Snowbasin Resort’s Dining Discoveries
Biking and beer, breakfast burritos and pow days, carefully cultivated beards and flannel—those of us with an affinity for mountain town living have come to understand that there are a few things in life that are better paired together. But let’s be honest, for some of us, expertise in pairings often stops at the trailhead. When it comes to picking a bottle of wine to pair with pot roast, or dress shoes to pair with slacks, some of our mountain-town compatriots might find themselves in foreign territory.
Snowbasin Resort knows their market well. By coupling peak mountain experiences, great food, and craft cocktails, they’ve upped the aprés ante and dropped a new level of sophistication on the classic pairings we know so well.
Called their “Dining Discovery” series, the Snowbasin Resort Culinary Team partners up with local breweries, distilleries, and cocktail experts to present five-course meals, mountaintop brunches, cooking classes, and culinary expeditions, all expertly paired with spirits to suit.
Take their Whiskey Dinner.
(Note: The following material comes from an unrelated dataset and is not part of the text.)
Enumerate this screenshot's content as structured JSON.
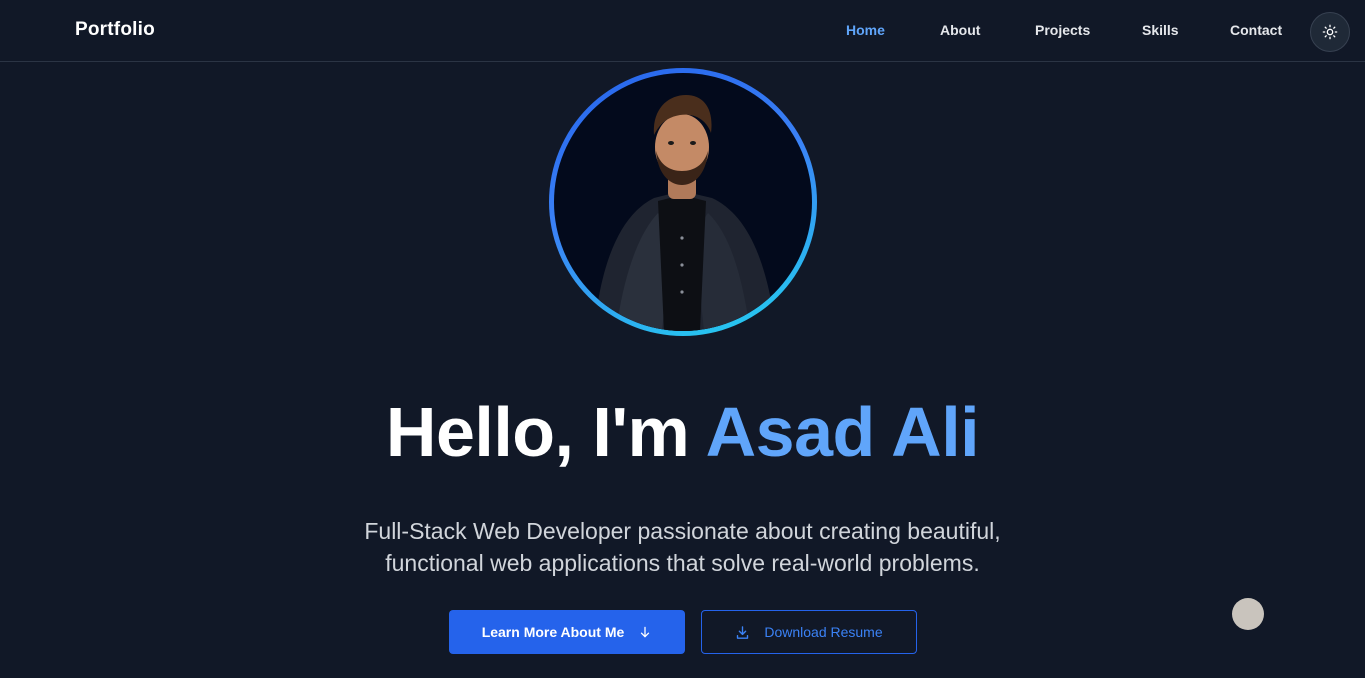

Spending an evening going beyond the Bulleit couldn’t hurt right? As part of the Dining Discovery series, the Whiskey Dinner brought in Jim Santangelo, the founder of the Wine Academy of Utah and expert on all things whiskey, to help chef Scott Sniggs pair a decadent five-course meal with whiskey in many forms.
We sat down family-style at grand banquet tables that spanned the great hall in Snowbasin’s base lodge. Think Harry Potter with bourbon—an elegant and ornate setting with tasting after tasting of whiskeys of dark, light, smokey, aged, and blended variety.
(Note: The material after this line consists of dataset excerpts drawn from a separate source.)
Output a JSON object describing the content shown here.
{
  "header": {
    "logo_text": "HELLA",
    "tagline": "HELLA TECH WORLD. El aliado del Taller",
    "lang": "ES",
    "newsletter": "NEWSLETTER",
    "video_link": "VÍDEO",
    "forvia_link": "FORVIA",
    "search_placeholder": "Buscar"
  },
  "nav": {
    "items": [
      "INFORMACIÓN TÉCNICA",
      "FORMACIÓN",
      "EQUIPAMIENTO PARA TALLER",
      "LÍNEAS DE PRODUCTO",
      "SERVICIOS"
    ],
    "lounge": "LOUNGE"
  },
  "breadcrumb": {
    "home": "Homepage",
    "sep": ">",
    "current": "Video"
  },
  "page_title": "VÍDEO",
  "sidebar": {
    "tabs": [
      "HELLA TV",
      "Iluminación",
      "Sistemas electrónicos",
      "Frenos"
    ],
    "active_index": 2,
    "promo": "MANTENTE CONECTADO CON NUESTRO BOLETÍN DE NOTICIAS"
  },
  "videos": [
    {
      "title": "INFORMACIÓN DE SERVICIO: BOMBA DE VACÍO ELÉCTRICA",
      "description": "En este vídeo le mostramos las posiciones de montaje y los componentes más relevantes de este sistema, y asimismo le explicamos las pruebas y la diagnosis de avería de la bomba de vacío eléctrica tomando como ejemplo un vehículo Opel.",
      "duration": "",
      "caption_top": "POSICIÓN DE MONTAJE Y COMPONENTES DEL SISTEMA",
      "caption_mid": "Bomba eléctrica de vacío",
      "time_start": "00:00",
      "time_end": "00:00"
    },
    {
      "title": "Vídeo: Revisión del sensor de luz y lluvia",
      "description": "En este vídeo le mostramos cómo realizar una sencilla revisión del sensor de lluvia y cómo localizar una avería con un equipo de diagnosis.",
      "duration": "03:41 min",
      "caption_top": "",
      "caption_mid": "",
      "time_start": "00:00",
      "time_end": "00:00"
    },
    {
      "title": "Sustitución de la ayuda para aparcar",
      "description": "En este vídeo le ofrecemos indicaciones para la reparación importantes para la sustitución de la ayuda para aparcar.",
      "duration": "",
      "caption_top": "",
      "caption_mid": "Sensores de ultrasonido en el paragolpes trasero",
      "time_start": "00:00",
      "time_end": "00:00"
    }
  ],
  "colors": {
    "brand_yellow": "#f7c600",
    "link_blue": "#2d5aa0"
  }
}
We began, not with a taste, but a lesson from Santangelo on how to smell the spirit. “Bring the glass up to your chin or near the bottom lip,” Santangelo instructed. The instinctual “stick your nose in it and sniff” isn’t the way to do it with spirits (can you tell I am a rookie?) because the high alcohol content will burn your senses. After a whiff and a small sip, Santangelo had us add just a drop or two of water to the glass. Santangelo explained that some whiskeys want just a drop of water added to open up their scent and flavor profile. The Bird Dog bourbon that kicked off the evening took on an earthy floral scent and bright citrusy flavor. Aged over 20 years, the Barter House Kentucky Bourbon transformed on the palate to offer smooth, spiced caramel notes and just the right amount of warmth on the way down.
As the last few sips of the tasting round went down, the first course—gulf white shrimp smoked in tobacco leaves and served with mascarpone chipotle cream—arrived paired with a traditional old fashioned whose citrusy aroma cut through the smoky cream of the dish quite nicely.
The rest of the night? Pumpkin bisque, Coke-braised pork shank served over polenta and parsnip chips, a whiskey Manhattan, a baked apple coffee cake, and a warm spiced whiskey coffee topped with a dollop of whipped cream. Admittedly I didn’t make it to the bottom of every cocktail or clean every dish, but I made it far enough into each to develop a new respect for selecting just the right cocktail to serve at my next dinner party. And to know that Snowbasin’s chef Sniggs can work magic in the kitchen.
The good news? In addition to the monthly Dining Discovery dinners held year-round at Snowbasin, Chef Sniggs just launched a weekly Dining Discovery held at their Cinnabar at the base of the resort. Inviting you to step out of your average ski day PB & J, this series will offer special weekly pairings from beer and chicken wings to Creole and cocktails.